Memory, memoir, autobiography — lies, lies, all lies.
Is it true that I didn’t think of a husband, wish for one, or has the image I have of myself, the way I like to think of myself, superimposed itself on what was happening then? Does that question make sense?
Let me put it another way. It is quite possible that I, like every Beiruti girl, dreamed of getting married, had fantasies of what my future husband would look like, but that after growing up, after having had a sad and incomplete matrimonial experience, I reinvented myself, convincing myself that I hadn’t dreamed of such trivial matters. It is possible. I sincerely believe that I didn’t, but I also don’t see myself having had that much courage as a young girl.

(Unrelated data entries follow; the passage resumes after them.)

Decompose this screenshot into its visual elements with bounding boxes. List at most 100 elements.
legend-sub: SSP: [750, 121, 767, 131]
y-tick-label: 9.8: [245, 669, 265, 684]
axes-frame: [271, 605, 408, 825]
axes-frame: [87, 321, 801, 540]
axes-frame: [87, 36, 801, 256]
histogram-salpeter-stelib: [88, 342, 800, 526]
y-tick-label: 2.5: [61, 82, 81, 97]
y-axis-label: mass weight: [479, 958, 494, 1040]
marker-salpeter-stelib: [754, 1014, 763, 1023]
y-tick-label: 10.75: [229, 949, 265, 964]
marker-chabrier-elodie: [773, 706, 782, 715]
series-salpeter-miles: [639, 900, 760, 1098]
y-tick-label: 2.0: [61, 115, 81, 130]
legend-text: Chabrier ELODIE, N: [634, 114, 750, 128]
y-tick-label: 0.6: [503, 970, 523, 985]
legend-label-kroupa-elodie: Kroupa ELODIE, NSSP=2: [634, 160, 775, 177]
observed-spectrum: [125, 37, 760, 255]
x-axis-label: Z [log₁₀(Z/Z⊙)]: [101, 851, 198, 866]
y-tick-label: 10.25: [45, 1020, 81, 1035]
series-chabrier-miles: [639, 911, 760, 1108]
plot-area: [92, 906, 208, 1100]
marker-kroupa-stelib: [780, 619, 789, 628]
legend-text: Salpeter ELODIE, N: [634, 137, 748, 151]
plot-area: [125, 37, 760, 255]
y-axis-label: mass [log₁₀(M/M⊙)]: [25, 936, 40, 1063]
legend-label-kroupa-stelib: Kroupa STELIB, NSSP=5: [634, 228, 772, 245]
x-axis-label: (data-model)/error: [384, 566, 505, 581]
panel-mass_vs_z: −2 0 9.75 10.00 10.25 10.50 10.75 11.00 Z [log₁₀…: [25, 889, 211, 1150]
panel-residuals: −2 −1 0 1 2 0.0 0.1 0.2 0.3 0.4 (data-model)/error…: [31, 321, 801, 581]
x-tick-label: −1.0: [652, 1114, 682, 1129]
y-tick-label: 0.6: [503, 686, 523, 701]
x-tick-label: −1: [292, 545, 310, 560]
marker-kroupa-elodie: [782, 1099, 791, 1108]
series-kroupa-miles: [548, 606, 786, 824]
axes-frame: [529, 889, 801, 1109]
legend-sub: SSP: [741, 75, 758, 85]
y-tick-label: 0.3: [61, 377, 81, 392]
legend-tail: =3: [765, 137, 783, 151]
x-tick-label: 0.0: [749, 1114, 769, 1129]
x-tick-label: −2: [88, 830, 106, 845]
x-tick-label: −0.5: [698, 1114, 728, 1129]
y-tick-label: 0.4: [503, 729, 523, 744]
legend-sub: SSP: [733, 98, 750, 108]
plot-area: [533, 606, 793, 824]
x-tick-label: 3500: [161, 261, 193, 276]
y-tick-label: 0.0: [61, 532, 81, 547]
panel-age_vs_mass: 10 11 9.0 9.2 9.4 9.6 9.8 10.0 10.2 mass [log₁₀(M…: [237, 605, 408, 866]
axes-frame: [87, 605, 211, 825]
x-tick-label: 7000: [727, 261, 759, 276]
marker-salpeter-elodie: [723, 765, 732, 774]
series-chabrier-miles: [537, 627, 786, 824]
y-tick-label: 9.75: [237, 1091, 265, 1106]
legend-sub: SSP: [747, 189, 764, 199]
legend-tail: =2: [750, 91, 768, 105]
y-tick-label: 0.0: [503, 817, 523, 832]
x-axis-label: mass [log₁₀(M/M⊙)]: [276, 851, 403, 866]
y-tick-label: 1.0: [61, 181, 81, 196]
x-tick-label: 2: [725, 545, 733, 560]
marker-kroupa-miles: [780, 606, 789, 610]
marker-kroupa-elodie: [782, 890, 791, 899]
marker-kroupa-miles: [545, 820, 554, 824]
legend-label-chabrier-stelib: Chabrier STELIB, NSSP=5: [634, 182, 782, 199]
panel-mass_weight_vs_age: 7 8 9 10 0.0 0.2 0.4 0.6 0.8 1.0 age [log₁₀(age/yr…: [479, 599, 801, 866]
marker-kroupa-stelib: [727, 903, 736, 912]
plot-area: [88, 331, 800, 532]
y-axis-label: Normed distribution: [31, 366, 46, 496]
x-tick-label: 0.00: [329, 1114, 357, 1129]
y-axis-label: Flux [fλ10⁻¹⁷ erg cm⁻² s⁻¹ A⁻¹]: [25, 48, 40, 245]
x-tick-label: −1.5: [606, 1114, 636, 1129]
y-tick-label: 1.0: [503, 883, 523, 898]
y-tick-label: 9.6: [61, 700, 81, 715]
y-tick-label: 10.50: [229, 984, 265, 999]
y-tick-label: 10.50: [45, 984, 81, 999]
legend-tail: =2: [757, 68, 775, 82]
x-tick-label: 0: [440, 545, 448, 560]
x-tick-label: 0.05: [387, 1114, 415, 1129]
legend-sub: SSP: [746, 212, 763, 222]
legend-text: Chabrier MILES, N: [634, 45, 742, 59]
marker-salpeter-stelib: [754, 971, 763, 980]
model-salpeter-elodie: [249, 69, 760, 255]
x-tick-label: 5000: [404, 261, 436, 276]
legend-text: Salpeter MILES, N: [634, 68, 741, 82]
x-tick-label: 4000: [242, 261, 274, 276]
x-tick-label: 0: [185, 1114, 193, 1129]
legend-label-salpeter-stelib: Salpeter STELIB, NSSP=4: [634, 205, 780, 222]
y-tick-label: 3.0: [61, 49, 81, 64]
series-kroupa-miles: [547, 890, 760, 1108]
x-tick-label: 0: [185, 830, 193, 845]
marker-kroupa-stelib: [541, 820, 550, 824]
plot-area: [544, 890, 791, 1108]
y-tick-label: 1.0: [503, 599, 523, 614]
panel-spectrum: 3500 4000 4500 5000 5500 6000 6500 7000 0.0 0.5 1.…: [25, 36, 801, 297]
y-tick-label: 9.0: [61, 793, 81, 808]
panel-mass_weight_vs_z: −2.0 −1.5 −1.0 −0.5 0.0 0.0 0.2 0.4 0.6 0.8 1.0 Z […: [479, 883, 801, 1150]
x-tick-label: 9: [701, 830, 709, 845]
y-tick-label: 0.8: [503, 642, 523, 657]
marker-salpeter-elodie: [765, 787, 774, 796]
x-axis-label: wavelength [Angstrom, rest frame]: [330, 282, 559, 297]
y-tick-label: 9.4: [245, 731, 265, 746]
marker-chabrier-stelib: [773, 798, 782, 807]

I keep the possibility open.
There are images that remain with me. I remember reading an essay — I believe it was by Nuruddin Farah, but I can’t be sure — where the writer says that all we remember from novels are scenes or, more precisely, images. I don’t know if that’s the case, but a number of authors seem to write their novels in one image after another — Michael Ondaatje is probably the best practitioner of the form, as his novels seem to me to be not so much plot as a series of discrete divine images. I still can’t remember who wrote that essay. Maybe it was Ondaatje, but I doubt it.